Treating and Preventing Kennel Cough
Although most cases of kennel cough will resolve without treatment, medications may speed recovery or minimize symptoms during the course of infection. These include antibiotics that target Bordetella bacteria and cough medicines.
You may also find that keeping your dog in a well-humidified area and using a harness instead of a collar, especially for dogs that strain against a leash, will minimize the coughing.
Most dogs with kennel cough recover completely within three weeks, though it can take up to six weeks in older dogs or those with other medical conditions. Because serious, ongoing kennel cough infection can lead to pneumonia, be sure to follow up with your veterinarian if your dog doesn't improve within the expected amount of time. Also, if your dog at any time has symptoms of rapid breathing, not eating, or listlessness, contact your vet right away, as these could be signs of more serious conditions.

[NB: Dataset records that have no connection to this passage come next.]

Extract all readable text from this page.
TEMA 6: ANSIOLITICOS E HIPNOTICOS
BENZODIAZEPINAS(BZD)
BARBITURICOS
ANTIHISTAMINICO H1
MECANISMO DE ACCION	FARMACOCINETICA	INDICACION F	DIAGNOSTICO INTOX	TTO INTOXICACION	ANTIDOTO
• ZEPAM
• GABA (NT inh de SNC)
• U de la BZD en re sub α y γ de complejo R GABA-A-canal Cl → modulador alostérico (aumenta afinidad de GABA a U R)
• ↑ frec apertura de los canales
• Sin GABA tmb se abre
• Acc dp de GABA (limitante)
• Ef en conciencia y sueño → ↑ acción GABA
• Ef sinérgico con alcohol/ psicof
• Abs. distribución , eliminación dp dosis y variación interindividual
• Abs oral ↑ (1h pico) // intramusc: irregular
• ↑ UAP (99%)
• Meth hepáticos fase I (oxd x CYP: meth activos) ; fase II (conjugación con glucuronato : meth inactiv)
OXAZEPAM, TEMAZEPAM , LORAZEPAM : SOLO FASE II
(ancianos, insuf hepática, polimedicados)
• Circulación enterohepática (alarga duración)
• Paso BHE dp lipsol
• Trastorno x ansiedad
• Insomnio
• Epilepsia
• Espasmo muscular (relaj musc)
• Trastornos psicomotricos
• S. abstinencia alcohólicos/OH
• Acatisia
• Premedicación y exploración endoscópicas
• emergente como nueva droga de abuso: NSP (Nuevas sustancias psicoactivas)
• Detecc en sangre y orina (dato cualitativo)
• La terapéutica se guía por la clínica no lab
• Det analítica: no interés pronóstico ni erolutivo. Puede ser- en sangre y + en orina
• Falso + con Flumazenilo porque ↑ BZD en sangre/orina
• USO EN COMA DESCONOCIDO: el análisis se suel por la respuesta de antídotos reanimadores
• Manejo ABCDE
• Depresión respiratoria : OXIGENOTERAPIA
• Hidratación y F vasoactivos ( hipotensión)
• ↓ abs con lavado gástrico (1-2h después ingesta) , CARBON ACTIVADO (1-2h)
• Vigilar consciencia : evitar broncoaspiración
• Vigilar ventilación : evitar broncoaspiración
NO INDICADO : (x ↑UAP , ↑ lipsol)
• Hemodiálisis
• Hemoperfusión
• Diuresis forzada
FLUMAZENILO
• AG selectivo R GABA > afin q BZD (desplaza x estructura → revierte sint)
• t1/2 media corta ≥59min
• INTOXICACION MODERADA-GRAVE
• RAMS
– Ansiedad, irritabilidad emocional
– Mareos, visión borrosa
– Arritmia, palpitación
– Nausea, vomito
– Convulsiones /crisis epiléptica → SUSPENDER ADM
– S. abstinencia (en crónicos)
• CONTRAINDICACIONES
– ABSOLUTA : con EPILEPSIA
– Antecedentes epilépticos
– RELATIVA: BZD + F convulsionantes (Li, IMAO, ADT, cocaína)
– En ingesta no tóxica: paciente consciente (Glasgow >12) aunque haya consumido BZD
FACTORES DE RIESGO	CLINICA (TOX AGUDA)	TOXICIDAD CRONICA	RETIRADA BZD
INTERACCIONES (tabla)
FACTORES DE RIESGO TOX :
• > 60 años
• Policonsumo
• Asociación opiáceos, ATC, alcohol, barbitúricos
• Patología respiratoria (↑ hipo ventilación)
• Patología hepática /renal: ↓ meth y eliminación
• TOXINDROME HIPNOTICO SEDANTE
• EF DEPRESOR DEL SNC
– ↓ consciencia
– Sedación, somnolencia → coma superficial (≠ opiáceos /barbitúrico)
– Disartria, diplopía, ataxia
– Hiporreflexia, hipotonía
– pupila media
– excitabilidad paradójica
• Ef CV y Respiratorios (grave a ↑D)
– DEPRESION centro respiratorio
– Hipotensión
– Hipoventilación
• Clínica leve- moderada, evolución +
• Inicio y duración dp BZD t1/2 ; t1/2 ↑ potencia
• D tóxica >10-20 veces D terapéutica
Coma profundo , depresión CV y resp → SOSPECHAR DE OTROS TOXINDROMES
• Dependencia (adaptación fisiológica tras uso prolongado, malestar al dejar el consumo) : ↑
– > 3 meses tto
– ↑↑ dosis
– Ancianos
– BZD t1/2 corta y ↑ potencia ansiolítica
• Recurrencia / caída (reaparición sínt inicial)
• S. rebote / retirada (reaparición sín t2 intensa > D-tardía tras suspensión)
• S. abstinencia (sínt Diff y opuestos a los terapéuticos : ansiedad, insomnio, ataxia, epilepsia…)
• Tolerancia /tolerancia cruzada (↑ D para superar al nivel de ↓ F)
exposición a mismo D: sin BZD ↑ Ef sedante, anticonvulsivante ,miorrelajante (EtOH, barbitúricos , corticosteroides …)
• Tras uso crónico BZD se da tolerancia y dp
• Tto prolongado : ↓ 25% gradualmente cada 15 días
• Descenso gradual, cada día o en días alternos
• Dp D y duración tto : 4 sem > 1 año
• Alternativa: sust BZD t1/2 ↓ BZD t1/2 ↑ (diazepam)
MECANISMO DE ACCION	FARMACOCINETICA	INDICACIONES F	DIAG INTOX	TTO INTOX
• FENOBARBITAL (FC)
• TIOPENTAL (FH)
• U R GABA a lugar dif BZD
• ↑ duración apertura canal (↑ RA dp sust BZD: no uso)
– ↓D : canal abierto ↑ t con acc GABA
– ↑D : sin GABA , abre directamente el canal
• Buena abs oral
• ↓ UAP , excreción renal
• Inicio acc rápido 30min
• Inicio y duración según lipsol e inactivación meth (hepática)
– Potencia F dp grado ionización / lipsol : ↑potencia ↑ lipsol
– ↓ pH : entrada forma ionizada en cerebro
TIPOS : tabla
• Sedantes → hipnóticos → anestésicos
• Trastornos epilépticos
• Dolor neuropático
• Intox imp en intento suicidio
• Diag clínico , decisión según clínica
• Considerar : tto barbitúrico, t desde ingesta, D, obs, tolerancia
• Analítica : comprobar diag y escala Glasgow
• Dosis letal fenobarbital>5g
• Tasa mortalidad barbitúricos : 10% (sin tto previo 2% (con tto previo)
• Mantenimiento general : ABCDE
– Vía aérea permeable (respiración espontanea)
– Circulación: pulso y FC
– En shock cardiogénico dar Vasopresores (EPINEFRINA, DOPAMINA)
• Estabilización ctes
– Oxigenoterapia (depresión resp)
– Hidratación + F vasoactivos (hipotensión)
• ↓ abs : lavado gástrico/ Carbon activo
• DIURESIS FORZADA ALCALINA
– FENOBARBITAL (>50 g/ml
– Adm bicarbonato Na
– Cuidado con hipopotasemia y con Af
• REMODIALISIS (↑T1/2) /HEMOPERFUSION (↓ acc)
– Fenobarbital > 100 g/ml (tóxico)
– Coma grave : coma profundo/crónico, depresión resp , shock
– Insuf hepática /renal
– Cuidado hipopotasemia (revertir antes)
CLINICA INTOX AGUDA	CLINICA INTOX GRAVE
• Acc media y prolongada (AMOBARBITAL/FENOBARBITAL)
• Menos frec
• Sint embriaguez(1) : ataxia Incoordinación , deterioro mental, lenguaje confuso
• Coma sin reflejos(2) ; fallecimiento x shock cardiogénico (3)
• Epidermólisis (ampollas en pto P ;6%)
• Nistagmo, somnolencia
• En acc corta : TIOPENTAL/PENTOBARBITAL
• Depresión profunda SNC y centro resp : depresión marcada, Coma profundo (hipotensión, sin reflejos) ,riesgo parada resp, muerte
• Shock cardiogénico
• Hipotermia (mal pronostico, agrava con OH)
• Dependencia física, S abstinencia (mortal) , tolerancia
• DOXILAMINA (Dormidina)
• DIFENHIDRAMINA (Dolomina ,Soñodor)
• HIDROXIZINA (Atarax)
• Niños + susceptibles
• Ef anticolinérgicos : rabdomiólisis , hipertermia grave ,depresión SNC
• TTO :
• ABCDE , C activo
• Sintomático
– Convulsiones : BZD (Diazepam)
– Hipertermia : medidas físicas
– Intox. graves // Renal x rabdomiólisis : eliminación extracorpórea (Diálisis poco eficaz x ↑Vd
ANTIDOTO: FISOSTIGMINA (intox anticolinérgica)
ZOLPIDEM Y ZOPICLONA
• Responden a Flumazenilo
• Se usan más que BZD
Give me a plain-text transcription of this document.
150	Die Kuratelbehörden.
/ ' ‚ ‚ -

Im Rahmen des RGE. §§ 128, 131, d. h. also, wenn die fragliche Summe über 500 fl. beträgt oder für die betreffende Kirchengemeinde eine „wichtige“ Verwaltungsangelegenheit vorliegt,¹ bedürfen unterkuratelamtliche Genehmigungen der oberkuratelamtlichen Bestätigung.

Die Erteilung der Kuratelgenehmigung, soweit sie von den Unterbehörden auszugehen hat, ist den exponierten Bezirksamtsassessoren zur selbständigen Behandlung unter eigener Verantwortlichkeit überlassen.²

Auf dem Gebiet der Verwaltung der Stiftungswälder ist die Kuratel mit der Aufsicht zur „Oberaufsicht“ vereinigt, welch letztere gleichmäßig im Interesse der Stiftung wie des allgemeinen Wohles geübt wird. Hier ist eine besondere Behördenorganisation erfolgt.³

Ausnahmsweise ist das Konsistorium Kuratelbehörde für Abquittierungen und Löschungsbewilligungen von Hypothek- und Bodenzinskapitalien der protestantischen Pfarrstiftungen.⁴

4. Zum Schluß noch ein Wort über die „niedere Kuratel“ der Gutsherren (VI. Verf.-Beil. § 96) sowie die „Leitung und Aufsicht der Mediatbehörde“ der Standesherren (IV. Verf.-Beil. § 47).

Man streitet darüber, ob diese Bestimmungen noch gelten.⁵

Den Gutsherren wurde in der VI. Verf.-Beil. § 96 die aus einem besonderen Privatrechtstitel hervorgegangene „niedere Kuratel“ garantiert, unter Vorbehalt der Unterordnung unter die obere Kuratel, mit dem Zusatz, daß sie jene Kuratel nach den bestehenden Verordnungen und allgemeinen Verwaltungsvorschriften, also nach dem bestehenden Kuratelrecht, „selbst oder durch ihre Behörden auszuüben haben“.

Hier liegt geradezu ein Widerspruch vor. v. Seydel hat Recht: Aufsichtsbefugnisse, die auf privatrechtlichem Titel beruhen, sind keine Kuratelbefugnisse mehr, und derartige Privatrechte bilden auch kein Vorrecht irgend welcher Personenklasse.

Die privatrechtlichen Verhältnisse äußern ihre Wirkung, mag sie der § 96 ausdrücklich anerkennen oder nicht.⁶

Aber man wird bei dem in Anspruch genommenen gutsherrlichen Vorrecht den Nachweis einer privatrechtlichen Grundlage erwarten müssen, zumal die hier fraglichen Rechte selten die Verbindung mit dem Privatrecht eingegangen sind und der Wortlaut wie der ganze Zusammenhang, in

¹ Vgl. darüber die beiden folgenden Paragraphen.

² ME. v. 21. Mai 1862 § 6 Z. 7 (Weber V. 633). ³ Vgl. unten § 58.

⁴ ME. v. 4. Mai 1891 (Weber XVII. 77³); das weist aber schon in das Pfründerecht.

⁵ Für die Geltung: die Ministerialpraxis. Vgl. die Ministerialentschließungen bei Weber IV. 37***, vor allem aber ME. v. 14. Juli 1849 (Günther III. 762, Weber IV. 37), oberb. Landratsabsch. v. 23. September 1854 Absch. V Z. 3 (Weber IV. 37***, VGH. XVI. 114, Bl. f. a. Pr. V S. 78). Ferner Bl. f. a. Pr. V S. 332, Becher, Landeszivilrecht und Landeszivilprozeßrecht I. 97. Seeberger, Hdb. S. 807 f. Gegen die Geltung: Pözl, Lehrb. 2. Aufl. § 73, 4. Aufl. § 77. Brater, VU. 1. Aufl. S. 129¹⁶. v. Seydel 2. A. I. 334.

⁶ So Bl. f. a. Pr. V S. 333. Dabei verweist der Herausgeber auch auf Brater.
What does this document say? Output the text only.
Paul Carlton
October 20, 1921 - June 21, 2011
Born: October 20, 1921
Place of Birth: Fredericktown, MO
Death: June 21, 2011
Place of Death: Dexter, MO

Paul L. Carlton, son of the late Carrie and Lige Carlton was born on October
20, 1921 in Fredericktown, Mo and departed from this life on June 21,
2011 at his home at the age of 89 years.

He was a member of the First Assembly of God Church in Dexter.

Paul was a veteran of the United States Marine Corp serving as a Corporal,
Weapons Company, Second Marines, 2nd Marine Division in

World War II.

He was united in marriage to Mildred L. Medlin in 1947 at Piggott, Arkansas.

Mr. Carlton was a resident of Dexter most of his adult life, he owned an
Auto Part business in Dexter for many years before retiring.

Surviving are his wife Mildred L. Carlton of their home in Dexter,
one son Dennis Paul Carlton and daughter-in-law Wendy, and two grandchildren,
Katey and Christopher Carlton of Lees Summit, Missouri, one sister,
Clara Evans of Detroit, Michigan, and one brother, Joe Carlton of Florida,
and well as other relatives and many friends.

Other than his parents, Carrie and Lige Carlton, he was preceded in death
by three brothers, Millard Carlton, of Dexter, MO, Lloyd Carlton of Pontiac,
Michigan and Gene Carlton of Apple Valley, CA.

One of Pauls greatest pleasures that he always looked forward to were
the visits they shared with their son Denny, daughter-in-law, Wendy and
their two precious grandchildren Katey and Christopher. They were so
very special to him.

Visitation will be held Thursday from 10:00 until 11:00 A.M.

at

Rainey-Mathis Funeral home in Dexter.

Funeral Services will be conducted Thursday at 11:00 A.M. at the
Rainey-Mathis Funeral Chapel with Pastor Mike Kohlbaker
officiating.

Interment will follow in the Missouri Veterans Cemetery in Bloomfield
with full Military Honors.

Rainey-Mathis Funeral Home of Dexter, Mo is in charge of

There are three forms of vaccine for kennel cough: one that is injected, one that is delivered as a nasal mist, and one that can be given by mouth. Although these vaccines may help, they do not guarantee protection against kennel cough or infectious tracheobronchitis because it can be caused by so many different kinds of bacteria and viruses. Also, it is important to realize that neither form of the kennel cough vaccination will treat active infections.
The intranasal and oral kennel cough vaccinations are typically given to dogs once a year, but sometimes are recommended every six months for dogs at high risk for kennel cough. These forms of the vaccine tendto provide dogs protection against kennel cough sooner than the injected product.